# my foal de-ago



## lucky lodge (Jan 28, 2012)

this is de-ago he was born on the 5th of november 2011

which makes him nearly 3 months old..

my friend tells me he is not good enough for the show ring

heres a photo of him...please tell me what you think....

this photo was taken today


----------



## lucky lodge (Jan 28, 2012)

another photo of de-ago taken today


----------



## lucky lodge (Jan 28, 2012)

crap i put this in the wrong forum sorry



:wacko



:wacko


----------



## a mini dream come true (Jan 28, 2012)

Don't be Sorry! we love seeing De-ago. Why do they say he's not good enough? I say show him and see how he does


----------



## lucky lodge (Jan 28, 2012)

oh ... he,s to straight in his hind legs and will never move nice

also what you see when there a foal is what you get when there older...

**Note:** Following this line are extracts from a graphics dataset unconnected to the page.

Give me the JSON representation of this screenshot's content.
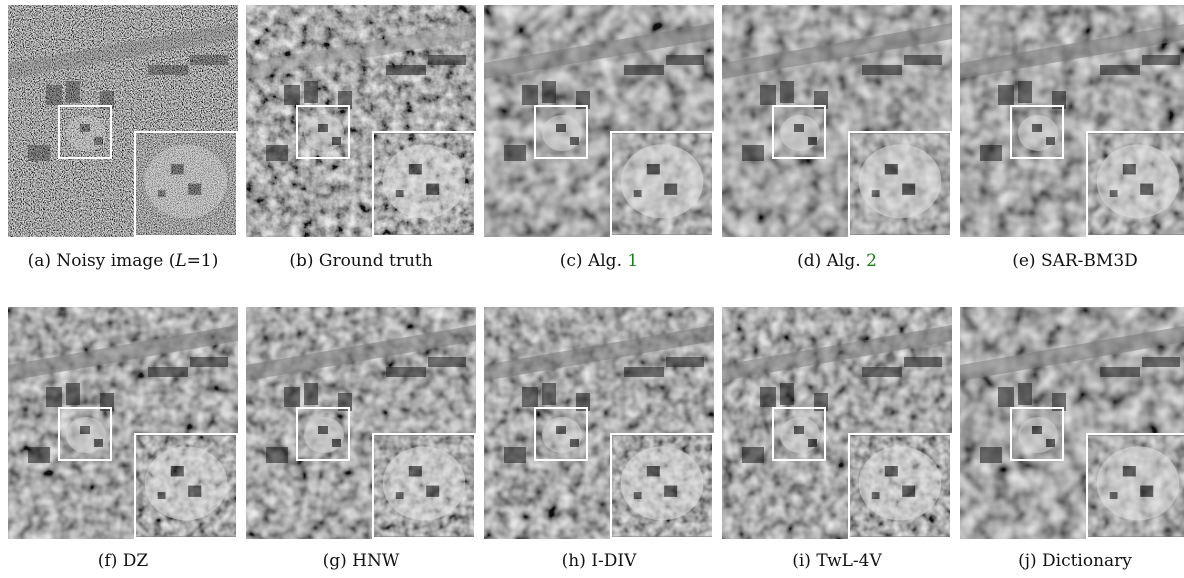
{
  "figure": {
    "panels": [
      {
        "id": "a",
        "label": "(a) Noisy image (",
        "math": "L",
        "tail": "=1)",
        "style": "noisy"
      },
      {
        "id": "b",
        "label": "(b) Ground truth",
        "style": "truth"
      },
      {
        "id": "c",
        "label": "(c) Alg. ",
        "ref": "1",
        "style": "smooth"
      },
      {
        "id": "d",
        "label": "(d) Alg. ",
        "ref": "2",
        "style": "smooth"
      },
      {
        "id": "e",
        "label": "(e) SAR-BM3D",
        "style": "smooth"
      },
      {
        "id": "f",
        "label": "(f) DZ",
        "style": "patchy"
      },
      {
        "id": "g",
        "label": "(g) HNW",
        "style": "patchy"
      },
      {
        "id": "h",
        "label": "(h) I-DIV",
        "style": "patchy"
      },
      {
        "id": "i",
        "label": "(i) TwL-4V",
        "style": "patchy"
      },
      {
        "id": "j",
        "label": "(j) Dictionary",
        "style": "smooth"
      }
    ],
    "colors": {
      "frame": "#ffffff",
      "ref_link": "#1a7f1a",
      "text": "#111111"
    }
  }
}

but ive seen de-ago move and he does move nice .i told her that and she said dont beleive you he will never

move nice


----------



## lucky lodge (Jan 28, 2012)

thanks.. i think he,s beatiful any which way he goes .and i hope he kicks butt in the show ring and proves her wrong...

but it did upset me a bit


----------



## Eagle (Jan 28, 2012)

oh Jenny don't listen to that stupid person, other than being incorrect she is also very rude





I agree with Diane, at this stage it is very difficult to judge him. A lot depends on character as well as conformation, boys are a bit "slow" as babies but as soon as those hormones kick in they love to show themselves off, it will also depend on what the judge is looking for and what competition you are up against. As Diane says as long as he doesn't have any obvious conformation faults give it a go and enjoy yourself.


----------



## lucky lodge (Jan 28, 2012)

thanks,,, de-ago has no comformation defect hes perfect........


----------



## AnnaC (Jan 29, 2012)

I'm glad you posted this here Jenny - WE are your friends, so get rid of that rude and ignorant person!

Most foals, without any of the obvious 'problems' mentioned by Diane, can be shown and will do well in the ring. There is nothing wrong with De-ago, he's a good looking little fella, so go ahead and have some fun!


----------



## lucky lodge (Jan 29, 2012)

thank you ladys,



you all do know how to make me feel better


----------